Профессия целителя предполагает определенное призвание; готовность служить обществу, руководствуясь прежде всего чувством долга. В широком смысле слова целителями являются не только медики, но и судьи (а также, например, военнослужащие, журналисты, священники и некоторые другие). Их поведение определяется строгими нормами служебной этики и регламентируется многочисленными ритуалами. Их задача заключается в сдерживании энтропии — разрушительных процессов в человеческом организме и человеческом обществе соответственно. На эмблемах медицинской и судейской корпораций до сих пор отпечатаны символы божественного покровительства: посох Асклепия и чаша Гигеи в первом случае, меч и весы Фемиды во втором. Закон — это здоровье государства.

Человек, надевающий мантию судьи или белый халат врача, или мундир стража порядка исключительно ради комфорта и благополучия, ради стремления к материальной выгоде, ради торговли своими полномочиями, ради удовлетворения своих сугубо человеческих потребностей занимает чужое место, извращает все принципы порядка, которому обязался служить, и уже за счет этого — виновен.
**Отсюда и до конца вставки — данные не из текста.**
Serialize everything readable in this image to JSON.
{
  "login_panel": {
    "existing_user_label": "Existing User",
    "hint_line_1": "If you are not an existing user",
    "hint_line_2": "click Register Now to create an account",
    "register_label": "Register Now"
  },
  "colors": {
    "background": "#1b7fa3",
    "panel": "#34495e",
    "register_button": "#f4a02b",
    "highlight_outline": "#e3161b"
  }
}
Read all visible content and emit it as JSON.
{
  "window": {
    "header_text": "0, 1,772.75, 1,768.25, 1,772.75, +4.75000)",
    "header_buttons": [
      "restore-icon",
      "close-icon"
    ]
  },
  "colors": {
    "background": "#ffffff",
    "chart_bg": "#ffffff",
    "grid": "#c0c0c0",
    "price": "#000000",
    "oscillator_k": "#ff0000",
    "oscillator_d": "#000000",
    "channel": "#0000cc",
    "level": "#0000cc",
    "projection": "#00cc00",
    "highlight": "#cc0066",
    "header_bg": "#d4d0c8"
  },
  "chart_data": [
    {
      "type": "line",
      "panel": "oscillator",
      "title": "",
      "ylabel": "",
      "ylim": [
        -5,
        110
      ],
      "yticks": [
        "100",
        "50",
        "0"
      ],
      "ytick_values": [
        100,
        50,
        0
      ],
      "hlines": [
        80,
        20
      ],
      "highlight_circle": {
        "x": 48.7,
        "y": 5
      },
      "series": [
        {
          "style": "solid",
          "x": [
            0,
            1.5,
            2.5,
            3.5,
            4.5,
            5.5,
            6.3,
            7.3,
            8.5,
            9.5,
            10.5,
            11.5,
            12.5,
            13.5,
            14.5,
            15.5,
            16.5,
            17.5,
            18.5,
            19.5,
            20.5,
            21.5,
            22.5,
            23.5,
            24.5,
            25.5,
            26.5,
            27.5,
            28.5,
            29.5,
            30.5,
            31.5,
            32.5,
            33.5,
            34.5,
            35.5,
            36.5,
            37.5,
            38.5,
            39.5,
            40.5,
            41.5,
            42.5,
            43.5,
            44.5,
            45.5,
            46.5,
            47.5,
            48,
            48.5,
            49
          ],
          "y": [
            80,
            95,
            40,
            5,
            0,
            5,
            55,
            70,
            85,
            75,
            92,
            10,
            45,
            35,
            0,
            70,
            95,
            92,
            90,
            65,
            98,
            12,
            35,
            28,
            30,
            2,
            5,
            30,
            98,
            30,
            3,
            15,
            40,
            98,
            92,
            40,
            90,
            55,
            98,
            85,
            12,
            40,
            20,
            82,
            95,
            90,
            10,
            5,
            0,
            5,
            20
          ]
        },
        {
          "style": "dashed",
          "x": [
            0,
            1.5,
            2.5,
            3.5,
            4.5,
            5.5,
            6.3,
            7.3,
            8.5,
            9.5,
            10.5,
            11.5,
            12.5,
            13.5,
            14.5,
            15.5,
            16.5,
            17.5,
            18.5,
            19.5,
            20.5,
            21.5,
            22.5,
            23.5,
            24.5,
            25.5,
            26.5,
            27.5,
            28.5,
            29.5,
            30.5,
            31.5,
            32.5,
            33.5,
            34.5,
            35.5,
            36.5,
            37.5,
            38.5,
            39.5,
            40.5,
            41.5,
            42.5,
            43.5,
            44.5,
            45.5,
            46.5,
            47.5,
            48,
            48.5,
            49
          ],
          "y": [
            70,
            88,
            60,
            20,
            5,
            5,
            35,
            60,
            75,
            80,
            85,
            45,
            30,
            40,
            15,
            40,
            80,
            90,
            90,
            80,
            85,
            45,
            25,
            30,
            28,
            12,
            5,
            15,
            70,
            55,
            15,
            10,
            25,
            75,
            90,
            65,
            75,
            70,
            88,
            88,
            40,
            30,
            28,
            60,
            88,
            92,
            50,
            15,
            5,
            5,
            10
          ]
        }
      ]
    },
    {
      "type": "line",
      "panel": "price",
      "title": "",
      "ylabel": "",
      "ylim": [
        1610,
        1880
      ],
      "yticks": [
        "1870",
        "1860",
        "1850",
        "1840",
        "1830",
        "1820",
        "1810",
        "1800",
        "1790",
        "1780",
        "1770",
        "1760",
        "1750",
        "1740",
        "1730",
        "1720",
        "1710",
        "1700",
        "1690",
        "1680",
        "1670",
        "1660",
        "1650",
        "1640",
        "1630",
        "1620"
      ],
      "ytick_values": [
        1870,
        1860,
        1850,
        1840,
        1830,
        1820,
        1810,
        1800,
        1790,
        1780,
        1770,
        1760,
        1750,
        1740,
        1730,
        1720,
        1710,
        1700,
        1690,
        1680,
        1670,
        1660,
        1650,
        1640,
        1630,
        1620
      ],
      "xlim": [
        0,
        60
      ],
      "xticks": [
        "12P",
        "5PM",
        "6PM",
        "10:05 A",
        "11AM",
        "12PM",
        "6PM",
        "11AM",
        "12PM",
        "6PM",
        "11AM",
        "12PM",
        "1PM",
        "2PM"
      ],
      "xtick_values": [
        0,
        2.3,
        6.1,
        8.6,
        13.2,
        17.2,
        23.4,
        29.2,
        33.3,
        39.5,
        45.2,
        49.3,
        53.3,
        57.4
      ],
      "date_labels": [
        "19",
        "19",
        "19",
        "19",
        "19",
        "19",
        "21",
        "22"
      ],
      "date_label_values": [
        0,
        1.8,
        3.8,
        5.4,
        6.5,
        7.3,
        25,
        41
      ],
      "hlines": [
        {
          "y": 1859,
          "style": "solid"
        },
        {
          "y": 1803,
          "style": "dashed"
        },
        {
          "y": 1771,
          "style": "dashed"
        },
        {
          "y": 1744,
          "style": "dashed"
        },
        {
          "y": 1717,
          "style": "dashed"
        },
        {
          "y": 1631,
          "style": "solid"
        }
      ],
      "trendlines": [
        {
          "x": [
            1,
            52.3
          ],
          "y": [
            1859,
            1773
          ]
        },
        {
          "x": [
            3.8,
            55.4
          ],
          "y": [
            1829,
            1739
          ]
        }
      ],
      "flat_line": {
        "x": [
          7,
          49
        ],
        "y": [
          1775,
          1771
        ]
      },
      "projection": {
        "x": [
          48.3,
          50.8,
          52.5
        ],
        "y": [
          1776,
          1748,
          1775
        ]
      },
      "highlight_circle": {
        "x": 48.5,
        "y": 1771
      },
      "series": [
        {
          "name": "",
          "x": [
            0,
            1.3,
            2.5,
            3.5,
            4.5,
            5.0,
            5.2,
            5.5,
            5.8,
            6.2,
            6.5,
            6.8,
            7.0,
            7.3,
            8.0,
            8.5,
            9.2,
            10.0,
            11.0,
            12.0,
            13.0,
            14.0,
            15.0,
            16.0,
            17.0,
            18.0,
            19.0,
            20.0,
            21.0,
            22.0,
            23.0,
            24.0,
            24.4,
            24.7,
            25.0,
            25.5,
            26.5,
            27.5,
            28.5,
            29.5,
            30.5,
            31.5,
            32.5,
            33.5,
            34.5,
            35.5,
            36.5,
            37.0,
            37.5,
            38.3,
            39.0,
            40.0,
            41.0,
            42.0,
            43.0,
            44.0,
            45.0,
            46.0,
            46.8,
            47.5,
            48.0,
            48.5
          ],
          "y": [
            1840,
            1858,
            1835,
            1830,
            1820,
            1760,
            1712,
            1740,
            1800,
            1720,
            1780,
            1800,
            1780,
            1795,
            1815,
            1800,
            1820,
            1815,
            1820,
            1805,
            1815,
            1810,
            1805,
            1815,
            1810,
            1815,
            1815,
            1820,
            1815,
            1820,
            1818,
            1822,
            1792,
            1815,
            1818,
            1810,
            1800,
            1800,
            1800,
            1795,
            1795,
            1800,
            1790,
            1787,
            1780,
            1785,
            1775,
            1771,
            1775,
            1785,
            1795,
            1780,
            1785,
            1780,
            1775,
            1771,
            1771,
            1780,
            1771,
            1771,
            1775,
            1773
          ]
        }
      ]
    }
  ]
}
Поэтому Елена Сташина врет. Судья действительно не вполне человек; но Сташина слишком человек и, следовательно, уже не судья. Это инверсия, карикатура, жестокая пародия. Так бандит является пародией на героя, садист — на врача, а Дьявол — на Бога. Настоящим же героем истории, рассказанной «Театром.doc», остается Сергей Магнитский. Профессиональный юрист, который требовал соблюдения закона, даже когда понимал, что это требование может стоить ему жизни.

Ривароль предупреждал, что утрата авторитета сравнима с уничтожением храмовой статуи: лишь первые удары наносятся божеству, последние же принимает на себя бесформенная груда мрамора. И если государственная система старается уничтожить таких людей, как Магнитский, возвышая вместо них клятвопреступников и лжесвидетелей, лицемеров и мародеров, если жестокость именуется справедливостью, а чувство долга отступает перед жаждой наживы — значит, само государство уже почти превратилось в руины. Молния бьет в крышу башни, и пляшет пламя в расколотых окнах, и тяжело осыпается кладка, и люди падают с искалеченных стен.

И разбиваются насмерть.

Благодаря «Театру.doc» мы, обитатели тех этажей, до которых еще не добрался пожар, получили возможность увидеть это страшное зрелище со стороны. Увидеть — и задуматься над собственным будущим.